助産師たちのつぶやき立春という言葉を聞き、心なしか寒さもゆるみ春らしい陽ざしが嬉しい季節となりました。まだまだコートが離せない毎日ですがいかがお過ごしでしょうか。

バースプランって知っていますか?お産を迎えるお母さん方にどのようなお産にしたいのか言葉にしていただくことです。皆さんのバースプラン、助産師も一緒に叶えさせてください。

私は令和元年12月に姉のお産を担当させていただくことができました。お産を迎えるにあたって、私自身の中でもバースプランがありました。それは“母子ともに安全、思い出に残る、楽しい”です。助産師2年目となり、いろいろなお産を経験し、学んできました。同じお産は一つもないです。どんなお産であっても一番の願いは“安全”です。姉のお産、安全が何よりもの願いでした。

安全にお産するためは、お産をする本人にも準備が必要であると思います。私は、妊娠37週ごろから姉と法多山や浜松動物園など歩きに行きました。陣痛が始まった際にスムーズな経過をたどれるように子宮口を開きやすくするためです。実際に姉は初めてのお産ですが、妊娠37週から子宮口は3cmほど開き始めており、妊婦健診では「いつお産になっても良い」という状態でした。出産前日、姉から破水したかも?と。一緒に病院へ行き、高位破水でした。陣痛はまだ来ていなかったため、次の日に陣痛誘発剤を使用することになりました。

出産

お産は陣痛・破水・産徴など始まり方はさまざまです。私の勝手なイメージではありますが、姉のお産は、陣痛がきて産痛緩和を姉の夫・母とともに実施し、お産となると思っていました。実際は陣痛誘発剤を開始しても余裕そうな姉、産まれた時間の3時間前から痛みを感じ始め、あれよあれよと進みました。初産婦でありますが、あっという間のお産になりました。

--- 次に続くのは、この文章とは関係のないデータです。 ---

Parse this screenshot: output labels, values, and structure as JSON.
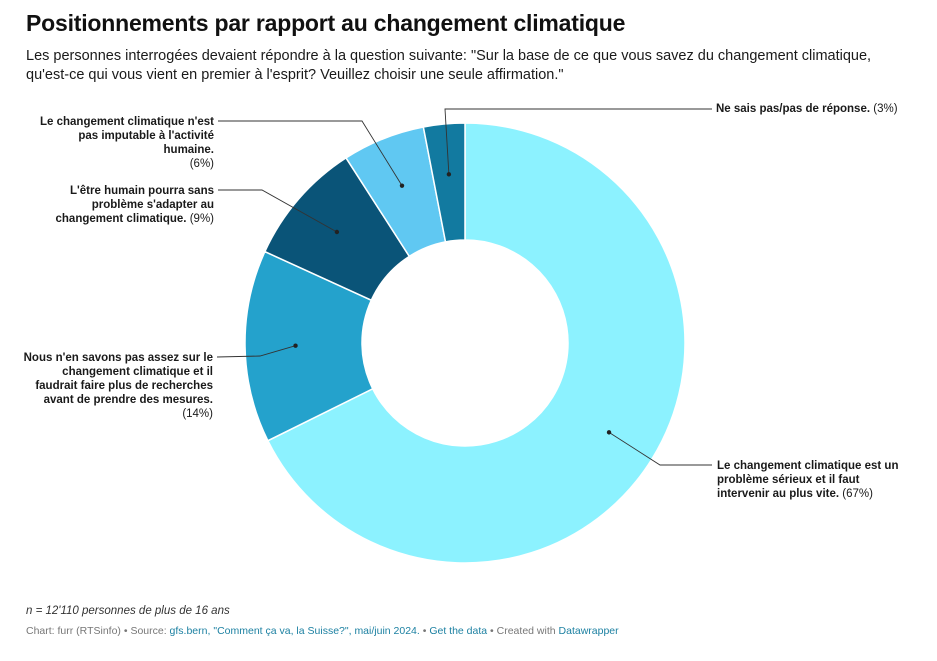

子宮口が全て開く少し前、「あともう少しだよ」と声をかけると「あともう少しって嘘でしょ」と。普段のお産であれば、お母さんを励まし、前向きにお産までたどり続けることができるように声掛けをしますが、今回の相手は姉。周りから見ていた助産師からはコントを見ているようであったと言われました。私自身はその会話すら楽しく感じており、思い出に強く残るお産になりました。私のバースプランは叶えることができました。今では姪っ子が可愛くて仕方ありません。この仕事をしていて良かったと感じることができています。